Enzymatic synthesis of silicone fluorinated aliphatic polyesteramides

The enzymatic synthesis of silicone fluorinated aliphatic polyesteramides (SFAPEAs) is reported. These materials were synthesized by incorporating both the fluorinated aliphatic segments and the dimethylsiloxane segments into the same linear chain backbone. Immobilized lipase B from Candida antarctica (Novozym-435) was used to catalyze the reactions to prepare fluorosilicones containing both amide and ester linkages. Simultaneous reactions of an amidation between α,ω-aminopropyl terminated poly(dimethylsiloxane) (APDMS) and diethyl adipate (DEA) and a transesterification between diethyl adipate and four different fluorinated alkanediols (FADs), respectively were conducted. The condensation reactions were carried out in the bulk, in the temperature range 70-90 °C and under reduced pressure (50 mmHg vacuum gauge).
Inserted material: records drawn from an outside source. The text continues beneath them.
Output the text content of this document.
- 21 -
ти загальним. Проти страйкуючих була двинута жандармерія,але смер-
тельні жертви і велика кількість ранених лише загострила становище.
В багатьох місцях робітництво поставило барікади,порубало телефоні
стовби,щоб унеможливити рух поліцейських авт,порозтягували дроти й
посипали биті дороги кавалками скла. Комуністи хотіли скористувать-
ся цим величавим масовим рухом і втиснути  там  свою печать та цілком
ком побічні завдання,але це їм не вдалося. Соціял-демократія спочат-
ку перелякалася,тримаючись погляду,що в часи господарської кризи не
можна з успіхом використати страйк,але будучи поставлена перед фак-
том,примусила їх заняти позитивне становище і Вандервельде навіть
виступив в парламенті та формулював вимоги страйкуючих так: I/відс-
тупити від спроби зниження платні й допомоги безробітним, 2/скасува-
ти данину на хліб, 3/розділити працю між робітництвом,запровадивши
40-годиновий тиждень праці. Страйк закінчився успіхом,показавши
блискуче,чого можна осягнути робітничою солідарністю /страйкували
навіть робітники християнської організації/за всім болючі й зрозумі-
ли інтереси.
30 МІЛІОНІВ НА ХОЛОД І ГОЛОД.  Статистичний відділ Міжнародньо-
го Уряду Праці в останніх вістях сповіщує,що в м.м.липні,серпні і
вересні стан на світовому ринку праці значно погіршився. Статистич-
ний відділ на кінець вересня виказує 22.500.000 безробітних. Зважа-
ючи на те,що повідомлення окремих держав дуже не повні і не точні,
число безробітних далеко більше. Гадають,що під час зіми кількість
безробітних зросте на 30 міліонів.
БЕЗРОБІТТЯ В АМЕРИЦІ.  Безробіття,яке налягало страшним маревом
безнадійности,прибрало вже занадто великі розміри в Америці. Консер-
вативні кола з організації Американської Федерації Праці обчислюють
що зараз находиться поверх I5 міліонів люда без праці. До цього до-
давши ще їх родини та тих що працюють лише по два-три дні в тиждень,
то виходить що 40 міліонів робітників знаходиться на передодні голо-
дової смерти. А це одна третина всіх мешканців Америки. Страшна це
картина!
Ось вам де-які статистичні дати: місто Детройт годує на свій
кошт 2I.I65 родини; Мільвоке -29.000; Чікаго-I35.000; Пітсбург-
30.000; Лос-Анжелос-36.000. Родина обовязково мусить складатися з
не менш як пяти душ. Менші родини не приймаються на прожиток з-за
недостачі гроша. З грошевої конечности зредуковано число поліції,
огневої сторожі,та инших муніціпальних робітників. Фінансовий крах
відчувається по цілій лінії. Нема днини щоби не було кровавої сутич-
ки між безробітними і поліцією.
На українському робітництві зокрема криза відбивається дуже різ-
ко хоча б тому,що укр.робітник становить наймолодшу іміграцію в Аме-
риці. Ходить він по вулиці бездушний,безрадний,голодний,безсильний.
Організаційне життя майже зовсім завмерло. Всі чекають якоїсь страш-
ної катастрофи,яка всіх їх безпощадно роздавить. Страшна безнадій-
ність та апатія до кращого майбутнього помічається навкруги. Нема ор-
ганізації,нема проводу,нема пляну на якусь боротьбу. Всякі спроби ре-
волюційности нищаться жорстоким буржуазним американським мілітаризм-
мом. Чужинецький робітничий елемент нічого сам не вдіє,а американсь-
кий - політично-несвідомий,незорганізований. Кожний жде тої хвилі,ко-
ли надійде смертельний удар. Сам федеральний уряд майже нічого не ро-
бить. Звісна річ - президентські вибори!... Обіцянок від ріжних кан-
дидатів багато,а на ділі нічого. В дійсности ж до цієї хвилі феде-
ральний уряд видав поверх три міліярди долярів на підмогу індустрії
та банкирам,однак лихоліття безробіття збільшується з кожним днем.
The molar masses of the synthesized fluorosilicones were determined by GPC analysis. The effect of the chain length of the FADs on the molar mass build up of the respective polymers was investigated. The highest molar mass fluorosilicones were obtained with the 3,3,4,4,5,5,6,6-octafluoro 1,8-octanediol (OFOD) monomer, which has an additional methylene (-CH2-) spacer between the fluorocarbon chain (-CF2-)n and the hydroxyl end groups (-OH) when compared to the other three FAD monomers namely - 2,2,3,3-tetrafluoro 1,4-butanediol (TFBD), 2,2,3,3,4,4-hexafluoro 1,5-pentanediol (HFPD) and 2,2,3,3,4,4,5,5-octafluoro 1,6-hexanediol (OFHD). The formation of amide and ester linkages during the polymerization was confirmed by FTIR and 1H NMR spectroscopy. A series of copolymers were synthesized by varying the feed ratios of FAD to APDMS. Fluorinated polyesters (FPEs) and silicone polyamides (SPAs) were also enzymatically synthesized under similar reaction conditions. The DSC analysis revealed that the fluorosilicones were semi-crystalline, principally due to the presence of the FPE segments. The FPEs were found to be white solids at room temperature. However, the SFAPEA's were found to be viscous materials due to the presence of highly flexible silicone segments in the backbone chain. The crystallinity was seen to disappear completely for the SFAPEA's with greater than 15 mol% of silicone content. The TGA analysis revealed that thermal degradation/depolymerization characteristics of the fluorosilicones improved with increased silicone content. We envisage that these new fluorosilicones have potential for a variety of low surface energy applications.